Nakış nakış işlenmiş, biçim biçim süslenmiş... Karlar, yüzlerce metreden gelir, hem de salına salına... Kim işler bu taneleri? Kim süsler her yeri? Acaba ne diyor bu şekiller? Kim açacak bu perdeleri?
Yağmurların dizginini elinde tutan, karın dizginini de elinde tutuyor. Atın dizginlerine sahip olan bir arabacı, arabasını nasıl istediği yere sevk eder, aynen öyle de bulutları rüzgâr atına bindiren, onun dizginini tutan, yükseliş ve alçalış mesafelerini ayarlayan, bir de kar tanelerini hem tane tane yağdıran, hem bunların birbirine yapışarak çığ gibi başımıza düşmesini önleyen, hem de düşen kar tanelerinin her birini süsleyen de, Sani-i Kerim olan Allah'tır...

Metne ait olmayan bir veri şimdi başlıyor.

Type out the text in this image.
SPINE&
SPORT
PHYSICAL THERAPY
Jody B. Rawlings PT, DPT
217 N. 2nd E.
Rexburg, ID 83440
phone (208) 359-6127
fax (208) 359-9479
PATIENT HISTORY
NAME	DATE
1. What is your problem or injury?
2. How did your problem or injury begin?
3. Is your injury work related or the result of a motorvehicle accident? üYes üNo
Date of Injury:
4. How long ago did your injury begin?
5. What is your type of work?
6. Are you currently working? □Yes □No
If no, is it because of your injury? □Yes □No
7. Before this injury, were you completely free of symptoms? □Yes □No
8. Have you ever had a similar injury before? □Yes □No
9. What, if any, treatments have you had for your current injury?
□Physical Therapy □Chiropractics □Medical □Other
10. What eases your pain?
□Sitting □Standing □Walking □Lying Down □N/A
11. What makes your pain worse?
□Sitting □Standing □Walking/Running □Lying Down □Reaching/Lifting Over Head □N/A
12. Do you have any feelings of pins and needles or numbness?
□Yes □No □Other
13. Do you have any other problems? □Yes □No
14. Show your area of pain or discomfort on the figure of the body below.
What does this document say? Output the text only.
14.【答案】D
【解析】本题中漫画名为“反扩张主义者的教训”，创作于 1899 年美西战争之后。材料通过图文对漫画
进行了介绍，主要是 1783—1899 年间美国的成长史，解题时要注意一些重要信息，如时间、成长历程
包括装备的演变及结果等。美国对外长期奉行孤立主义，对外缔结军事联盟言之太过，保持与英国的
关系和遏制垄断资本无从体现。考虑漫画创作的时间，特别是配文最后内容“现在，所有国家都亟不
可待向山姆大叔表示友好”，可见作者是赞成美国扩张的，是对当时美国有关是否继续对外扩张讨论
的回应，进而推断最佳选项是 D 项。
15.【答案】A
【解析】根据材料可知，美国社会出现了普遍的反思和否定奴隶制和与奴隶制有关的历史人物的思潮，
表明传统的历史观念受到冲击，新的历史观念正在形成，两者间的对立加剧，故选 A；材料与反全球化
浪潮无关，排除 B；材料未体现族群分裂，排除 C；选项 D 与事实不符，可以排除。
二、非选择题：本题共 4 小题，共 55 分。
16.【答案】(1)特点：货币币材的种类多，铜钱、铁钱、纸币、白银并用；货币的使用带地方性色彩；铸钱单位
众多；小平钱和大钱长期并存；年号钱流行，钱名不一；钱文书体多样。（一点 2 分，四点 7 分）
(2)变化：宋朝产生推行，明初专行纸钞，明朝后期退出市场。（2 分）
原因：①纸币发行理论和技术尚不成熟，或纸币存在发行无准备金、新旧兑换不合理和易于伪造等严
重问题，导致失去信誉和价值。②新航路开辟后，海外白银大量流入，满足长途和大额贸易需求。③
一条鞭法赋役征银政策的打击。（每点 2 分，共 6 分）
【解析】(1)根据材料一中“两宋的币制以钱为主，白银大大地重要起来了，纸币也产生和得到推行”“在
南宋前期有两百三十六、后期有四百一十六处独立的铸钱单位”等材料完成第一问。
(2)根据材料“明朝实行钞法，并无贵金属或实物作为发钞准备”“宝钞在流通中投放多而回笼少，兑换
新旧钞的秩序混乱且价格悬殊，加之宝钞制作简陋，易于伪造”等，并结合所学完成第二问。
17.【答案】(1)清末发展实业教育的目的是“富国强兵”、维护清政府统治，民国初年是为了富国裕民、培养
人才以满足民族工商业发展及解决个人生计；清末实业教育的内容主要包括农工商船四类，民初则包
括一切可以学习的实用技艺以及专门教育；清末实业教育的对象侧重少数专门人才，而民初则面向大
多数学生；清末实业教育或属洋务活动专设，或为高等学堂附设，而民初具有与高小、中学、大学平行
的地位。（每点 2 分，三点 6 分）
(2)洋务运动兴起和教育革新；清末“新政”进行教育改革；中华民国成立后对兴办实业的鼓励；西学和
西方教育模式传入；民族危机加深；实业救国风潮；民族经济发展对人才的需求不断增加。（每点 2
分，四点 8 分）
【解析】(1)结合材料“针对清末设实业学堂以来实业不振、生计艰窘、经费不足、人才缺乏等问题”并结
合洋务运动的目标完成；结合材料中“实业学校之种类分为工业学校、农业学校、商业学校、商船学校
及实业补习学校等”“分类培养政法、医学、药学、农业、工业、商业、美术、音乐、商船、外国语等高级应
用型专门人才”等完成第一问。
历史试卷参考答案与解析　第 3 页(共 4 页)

Kar yağdığı sıralarda siyah bir mukavva hazırlayınız ve hazırladığınız bu mukavvayı karın altına uzatınız. Yağan kar tanelerine büyüteçle bakınız. O zaman altı köşeli, sekiz köşeli kar taneleri göreceksiniz. Ayrıca bir genç kızın çeyizine işleyeceği nakışların bu kar taneleri üzerinde bulunduğunu da göreceksiniz. Kar tanelerine ait yazı ve resimler mecmualarda bol bol yer alıyor; bir bakın bakalım, Allah'ın sanatı nasılmış?
Wilson A. Bentley 1885'te kar tanelerinin fotoğraflarını çekmiş. Bunun için elli sene soğuğa ve çetin hava şartlarına göğüs germiş. En büyük problem, kar tanelerinin fotoğrafını çekebilmek için, onların kalıbını almak... New York Üniversitesi Atmosferik İlimler Araştırma Merkezi Müdürü J. Schaefer bu işi halletmişti. Bulunan kimyevi maddelerle kar tanelerinin kalıpları alınıyor, mikroskop altında inceleniyor ve fotoğrafları çekiliyor... Bentley 1931 yılında 2000 kadar kar resmini hazırlayıp, neşretmiş.
Sonuç: Hiçbir kar kristali birbirine benzememektedir!
Yağmakta olan kar tanelerini alıp inceledikçe yeni yeni şekiller görmek mümkün. 18 santimetrekarelik bir kar alanının kalınlığı 25 santim ise burada bir milyondan fazla kar tanesinin olduğu düşünülürse ve bu kar tanelerinin de birbirine benzemediği hatırlanırsa, meselenin ciddiyeti kendiliğinden anlaşılır. Bu kadar kar tanesi ve bir o kadar şekil... Sanatkârı takdir etmemek elde değil!
Kar tanelerindeki nakışlara bakınca, bir dindar şahıs çıkıp, "Her kar tanesini yere indiren bir melek vardır" dese, itiraz edemeyiz.
Kar, bazen sulu sepken, bazen fırtınalı yağar. Tipi, oldukça korku salar. Kurt, dumanlı havayı severmiş. Fakirler, tipide donar. Fakat kışın soğuğu, fırtınası, çatık suratı ötesinde baharın çiçekleri ve bereketi vardır.